Provisional ballots, along with other reforms to the voting system, were mandated by federal law in the Help America Vote Act of 2002. This act was designed to streamline the voting system, preventing election irregularities and making it the election process easier for voters. Prior to the passage of this act, in many precincts, questioned voters were unable to vote, even if they later proved to be eligible.
There are a number of situations in which a voter may be asked to fill out a provisional ballot. Inability to provide identification is one such situation. Voters who have recently changed addresses or do not appear on the rolls of a precinct may be asked to cast provisional ballots, as will voters for whom ballots have already been recorded. Provisional ballots are also provided to voters when the name on the roll is inaccurate.
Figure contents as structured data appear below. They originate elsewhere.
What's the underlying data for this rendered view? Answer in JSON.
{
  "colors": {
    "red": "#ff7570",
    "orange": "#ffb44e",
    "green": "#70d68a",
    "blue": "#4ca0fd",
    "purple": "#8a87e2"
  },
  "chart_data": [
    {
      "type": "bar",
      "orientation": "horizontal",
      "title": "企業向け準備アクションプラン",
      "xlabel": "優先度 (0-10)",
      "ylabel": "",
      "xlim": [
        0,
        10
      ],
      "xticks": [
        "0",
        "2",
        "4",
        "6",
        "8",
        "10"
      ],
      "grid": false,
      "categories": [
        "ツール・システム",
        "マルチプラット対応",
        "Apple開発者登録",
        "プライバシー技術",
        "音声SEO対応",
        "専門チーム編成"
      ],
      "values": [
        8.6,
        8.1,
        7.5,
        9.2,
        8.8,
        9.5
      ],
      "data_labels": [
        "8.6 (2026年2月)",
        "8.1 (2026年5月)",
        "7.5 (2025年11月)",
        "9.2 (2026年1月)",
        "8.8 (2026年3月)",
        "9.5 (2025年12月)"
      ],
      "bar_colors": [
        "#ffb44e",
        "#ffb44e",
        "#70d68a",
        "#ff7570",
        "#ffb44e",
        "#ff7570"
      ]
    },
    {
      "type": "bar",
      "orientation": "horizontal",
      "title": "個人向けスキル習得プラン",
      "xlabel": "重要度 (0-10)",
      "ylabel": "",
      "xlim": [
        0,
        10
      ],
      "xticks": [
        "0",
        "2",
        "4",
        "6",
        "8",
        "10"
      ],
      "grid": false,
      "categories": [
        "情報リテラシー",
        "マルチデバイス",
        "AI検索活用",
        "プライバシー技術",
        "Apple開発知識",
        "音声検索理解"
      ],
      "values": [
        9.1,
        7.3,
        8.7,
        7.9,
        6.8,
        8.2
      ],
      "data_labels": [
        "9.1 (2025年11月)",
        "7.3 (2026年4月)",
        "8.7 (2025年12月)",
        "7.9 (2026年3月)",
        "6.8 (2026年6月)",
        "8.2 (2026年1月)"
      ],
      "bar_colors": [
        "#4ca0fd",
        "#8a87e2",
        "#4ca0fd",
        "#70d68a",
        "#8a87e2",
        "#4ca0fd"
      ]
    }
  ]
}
After filling out the voting section of a provisional ballot, the voter fills out and signs an affidavit on the back which provides more information about the voter and the situation in which the vote was cast. By law, voters must be able to find out if their ballots have been accepted by calling a hotline or visiting a website, and polling place workers must provide contact information which allows voters to do this.
If you are asked to cast a provisional ballot, you should keep the receipt for the ballot, along with the contact information which will allow you to check and see if your vote is counted. Voter rights organizations also encourage voters to report incidents in which they fill out provisional ballots to third party organizations which monitor elections. By amassing a large database, these organizations can figure out whether or not irregularities occurred.
Advocates of the provisional ballot system argue that a provisional ballot is better than no ballot at all, and they are, perhaps, right. However, critics of provisional balloting have argued that a suspicious number of swing states have high numbers of provisional ballots, and that many minorities fill out a disproportionate number of provisional ballots, suggesting that there may be some vote fixing going on. These suspicions have been compounded by long delays in the processing of provisional ballots; such ballots are sometimes not finalized and counted until months after the election, essentially disenfranchising the people who cast them.